Five volunteers have since left hospital and the one remaining is said to be making a good recovery.
Also provoking criticism are clinical trial results, available since last May, about another monoclonal antibody, for metastatic renal cancer, claiming to go through the same immune response pathway.
Toxicities from that drug, which included enteritis, hypophysitis and meningitis, were observed in 12 of 20 volunteers, of whom one patient underwent a colectomy for perforation.
TGN1412 binds to a molecule called CD28 that is present on the cell surface of T lymphocytes, cells which the renal cancer drug also targets, albeit at a different receptor – CTLA4.

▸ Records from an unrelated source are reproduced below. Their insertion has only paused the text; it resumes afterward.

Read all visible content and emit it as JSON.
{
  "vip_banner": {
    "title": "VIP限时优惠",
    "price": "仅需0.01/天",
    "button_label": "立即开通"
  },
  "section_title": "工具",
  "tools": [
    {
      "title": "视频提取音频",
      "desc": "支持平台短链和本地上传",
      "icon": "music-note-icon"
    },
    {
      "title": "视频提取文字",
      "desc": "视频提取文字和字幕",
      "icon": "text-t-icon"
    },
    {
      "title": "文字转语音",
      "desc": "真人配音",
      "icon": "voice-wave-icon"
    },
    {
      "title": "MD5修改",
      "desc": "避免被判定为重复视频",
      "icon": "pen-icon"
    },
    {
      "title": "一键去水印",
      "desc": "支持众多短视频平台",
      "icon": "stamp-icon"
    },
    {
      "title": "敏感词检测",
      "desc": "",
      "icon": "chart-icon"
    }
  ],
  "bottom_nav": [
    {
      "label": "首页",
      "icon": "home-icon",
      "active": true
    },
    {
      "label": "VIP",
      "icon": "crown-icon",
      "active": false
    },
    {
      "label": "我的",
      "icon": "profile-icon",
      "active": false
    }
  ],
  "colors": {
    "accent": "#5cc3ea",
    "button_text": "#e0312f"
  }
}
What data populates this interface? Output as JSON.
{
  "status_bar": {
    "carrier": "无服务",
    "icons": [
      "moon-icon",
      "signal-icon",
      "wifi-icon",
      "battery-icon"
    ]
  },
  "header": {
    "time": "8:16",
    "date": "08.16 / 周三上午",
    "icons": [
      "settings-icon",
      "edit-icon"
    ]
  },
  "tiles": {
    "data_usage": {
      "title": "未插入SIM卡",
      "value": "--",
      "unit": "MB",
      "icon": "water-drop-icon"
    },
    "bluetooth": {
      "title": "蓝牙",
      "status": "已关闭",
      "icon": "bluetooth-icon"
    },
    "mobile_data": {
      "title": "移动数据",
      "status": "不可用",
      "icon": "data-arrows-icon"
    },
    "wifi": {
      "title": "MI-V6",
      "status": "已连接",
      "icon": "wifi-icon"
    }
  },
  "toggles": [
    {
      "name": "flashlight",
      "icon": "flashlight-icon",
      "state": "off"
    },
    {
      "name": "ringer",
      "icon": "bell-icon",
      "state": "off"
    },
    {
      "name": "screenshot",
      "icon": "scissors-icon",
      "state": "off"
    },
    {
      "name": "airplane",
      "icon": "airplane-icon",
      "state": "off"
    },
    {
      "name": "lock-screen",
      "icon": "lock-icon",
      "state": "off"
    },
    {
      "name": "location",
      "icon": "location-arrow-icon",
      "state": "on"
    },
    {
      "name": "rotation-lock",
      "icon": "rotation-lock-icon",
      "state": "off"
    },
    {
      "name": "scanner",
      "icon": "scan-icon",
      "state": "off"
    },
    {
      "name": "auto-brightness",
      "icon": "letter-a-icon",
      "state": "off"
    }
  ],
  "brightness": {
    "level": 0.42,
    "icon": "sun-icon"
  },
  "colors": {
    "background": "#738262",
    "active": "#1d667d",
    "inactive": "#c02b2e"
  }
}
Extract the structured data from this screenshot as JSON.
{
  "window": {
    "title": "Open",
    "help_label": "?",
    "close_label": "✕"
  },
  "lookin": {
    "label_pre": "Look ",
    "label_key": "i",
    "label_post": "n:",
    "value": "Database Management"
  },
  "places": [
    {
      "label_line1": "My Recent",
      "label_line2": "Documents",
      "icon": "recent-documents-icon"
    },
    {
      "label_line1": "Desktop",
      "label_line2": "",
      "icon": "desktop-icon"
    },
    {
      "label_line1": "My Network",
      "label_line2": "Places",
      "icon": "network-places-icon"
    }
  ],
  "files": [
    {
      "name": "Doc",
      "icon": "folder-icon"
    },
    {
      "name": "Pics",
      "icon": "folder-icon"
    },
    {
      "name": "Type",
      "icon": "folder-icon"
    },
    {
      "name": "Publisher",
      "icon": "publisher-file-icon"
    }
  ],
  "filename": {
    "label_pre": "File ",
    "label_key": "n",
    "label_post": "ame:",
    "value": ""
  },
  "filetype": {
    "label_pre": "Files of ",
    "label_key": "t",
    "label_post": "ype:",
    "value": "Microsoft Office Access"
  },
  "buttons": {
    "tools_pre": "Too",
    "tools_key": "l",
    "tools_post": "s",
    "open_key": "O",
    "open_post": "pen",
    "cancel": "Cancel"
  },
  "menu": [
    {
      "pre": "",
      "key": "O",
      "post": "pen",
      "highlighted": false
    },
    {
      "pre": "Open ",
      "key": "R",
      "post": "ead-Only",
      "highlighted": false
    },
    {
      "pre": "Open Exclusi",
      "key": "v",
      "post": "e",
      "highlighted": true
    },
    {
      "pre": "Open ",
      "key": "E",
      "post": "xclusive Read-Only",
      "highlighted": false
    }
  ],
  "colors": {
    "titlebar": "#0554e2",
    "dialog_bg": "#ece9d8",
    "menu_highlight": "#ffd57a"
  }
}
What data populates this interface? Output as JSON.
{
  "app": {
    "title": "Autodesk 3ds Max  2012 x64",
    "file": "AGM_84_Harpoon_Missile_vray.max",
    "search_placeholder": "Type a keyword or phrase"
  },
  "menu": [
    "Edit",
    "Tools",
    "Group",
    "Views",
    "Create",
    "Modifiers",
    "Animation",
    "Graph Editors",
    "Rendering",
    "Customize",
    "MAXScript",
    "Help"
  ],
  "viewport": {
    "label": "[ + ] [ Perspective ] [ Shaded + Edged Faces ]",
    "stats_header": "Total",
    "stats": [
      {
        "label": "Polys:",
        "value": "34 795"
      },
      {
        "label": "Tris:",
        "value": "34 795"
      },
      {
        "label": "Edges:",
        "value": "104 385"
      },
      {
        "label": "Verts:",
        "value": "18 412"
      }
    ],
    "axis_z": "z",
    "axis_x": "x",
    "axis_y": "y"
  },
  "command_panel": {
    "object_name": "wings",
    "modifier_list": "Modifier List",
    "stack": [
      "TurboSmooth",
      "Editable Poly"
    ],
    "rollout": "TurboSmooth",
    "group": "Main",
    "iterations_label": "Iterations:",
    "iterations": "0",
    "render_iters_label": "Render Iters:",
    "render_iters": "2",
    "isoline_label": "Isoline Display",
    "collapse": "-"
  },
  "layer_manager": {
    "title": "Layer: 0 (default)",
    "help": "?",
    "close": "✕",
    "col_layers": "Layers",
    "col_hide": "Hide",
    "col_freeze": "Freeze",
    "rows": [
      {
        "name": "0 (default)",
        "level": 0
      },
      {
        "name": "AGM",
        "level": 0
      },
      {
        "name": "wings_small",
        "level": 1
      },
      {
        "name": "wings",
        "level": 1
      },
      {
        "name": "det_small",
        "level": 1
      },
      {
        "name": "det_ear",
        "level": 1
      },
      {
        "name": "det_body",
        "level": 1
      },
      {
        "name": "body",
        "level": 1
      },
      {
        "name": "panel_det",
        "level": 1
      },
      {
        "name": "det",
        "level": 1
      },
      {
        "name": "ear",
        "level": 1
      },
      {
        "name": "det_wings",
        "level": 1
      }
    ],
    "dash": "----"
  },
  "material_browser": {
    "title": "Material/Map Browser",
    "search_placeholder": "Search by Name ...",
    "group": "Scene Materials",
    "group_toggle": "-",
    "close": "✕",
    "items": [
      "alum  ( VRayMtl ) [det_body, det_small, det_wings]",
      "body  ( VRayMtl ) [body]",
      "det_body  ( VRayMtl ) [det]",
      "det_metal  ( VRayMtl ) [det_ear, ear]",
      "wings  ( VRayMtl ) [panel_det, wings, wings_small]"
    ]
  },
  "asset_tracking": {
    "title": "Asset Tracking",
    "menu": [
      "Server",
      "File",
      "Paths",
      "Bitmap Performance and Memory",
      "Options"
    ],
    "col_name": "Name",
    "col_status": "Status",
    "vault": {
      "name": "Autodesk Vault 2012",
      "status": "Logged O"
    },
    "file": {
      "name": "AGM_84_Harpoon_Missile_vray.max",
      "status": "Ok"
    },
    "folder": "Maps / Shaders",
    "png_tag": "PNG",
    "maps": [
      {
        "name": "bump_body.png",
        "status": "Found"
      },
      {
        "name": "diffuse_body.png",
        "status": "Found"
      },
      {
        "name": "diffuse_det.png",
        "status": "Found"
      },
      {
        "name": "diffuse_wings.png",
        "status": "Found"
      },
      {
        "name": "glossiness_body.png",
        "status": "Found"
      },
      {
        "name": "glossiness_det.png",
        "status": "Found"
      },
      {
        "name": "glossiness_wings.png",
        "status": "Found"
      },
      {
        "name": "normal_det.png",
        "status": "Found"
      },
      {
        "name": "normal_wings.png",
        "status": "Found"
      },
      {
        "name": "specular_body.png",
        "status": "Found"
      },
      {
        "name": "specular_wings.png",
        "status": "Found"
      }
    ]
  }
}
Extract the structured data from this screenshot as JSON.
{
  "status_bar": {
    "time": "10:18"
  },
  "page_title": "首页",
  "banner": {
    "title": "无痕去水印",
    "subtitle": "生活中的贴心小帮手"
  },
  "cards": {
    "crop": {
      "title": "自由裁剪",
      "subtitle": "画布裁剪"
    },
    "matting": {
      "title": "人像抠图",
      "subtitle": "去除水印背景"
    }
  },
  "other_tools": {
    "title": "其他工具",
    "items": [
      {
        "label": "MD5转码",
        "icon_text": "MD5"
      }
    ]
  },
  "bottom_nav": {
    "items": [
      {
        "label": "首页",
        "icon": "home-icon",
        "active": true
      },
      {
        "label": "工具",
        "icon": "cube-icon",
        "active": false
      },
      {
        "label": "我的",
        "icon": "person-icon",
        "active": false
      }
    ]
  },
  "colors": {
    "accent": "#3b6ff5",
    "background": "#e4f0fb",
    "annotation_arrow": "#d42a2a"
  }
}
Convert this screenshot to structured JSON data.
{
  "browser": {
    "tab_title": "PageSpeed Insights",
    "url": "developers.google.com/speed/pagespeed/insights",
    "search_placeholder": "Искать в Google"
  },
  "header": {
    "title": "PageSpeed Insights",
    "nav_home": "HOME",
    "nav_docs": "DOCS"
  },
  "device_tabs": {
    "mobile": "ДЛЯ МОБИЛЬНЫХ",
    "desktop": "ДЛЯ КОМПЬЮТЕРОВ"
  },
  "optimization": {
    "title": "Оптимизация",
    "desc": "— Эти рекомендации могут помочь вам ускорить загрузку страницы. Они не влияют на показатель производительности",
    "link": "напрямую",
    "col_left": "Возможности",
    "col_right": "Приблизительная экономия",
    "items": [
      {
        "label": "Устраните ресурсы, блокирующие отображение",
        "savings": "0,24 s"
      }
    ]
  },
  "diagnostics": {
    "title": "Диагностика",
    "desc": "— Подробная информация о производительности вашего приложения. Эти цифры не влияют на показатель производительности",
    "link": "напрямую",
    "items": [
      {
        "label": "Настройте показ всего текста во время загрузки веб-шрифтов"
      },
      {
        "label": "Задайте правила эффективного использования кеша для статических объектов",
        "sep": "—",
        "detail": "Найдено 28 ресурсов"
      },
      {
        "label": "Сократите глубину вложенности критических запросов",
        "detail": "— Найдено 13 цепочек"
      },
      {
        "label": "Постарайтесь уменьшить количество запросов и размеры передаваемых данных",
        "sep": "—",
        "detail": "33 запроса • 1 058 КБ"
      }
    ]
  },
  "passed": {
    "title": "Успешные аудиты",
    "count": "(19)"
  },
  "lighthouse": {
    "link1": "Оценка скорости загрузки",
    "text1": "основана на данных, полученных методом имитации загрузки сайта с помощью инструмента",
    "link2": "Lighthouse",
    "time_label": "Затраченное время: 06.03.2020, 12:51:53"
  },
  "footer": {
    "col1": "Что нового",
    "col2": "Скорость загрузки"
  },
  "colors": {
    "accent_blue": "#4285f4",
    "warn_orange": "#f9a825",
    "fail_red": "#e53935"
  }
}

“The trial referred to in the US involved the use of a different drug acting on a different receptor at a different stage in the drug’s development,” MHRA spokeswoman Sara Coakley told DrugResearcher.com.
“It is not clear why this trial would be predictive for outcomes with a first in-man trial with TGN 1412.”
The issue has attracted international attention and damaged public confidence in clinical trials, so the British Health Secretary Patricia Hewitt has established a group of international experts in the field to review the evidence from the TGN1412 case and consider what necessary changes to clinical trials may be required.
However, the remit of the group’s enquiry is wide, as it will look into trials not just of monoclonal antibodies like TGN1412, but also of biological molecules with novel mechanisms of action, new agents with highly species-specific action and new drugs directed towards immune system targets.
Until the group has completed its work, the MHRA said it will take a precautionary approach for all further clinical trial applications involving first in-man trials of any monoclonal antibody, regardless of intended target, or other novel molecules targeting the immune system, acting via a novel mechanism.
These trials will be not be authorised without having had “additional expert opinion on whether the effects seen in the TGN1412 case may be repeated in relation to those substances,” the agency said.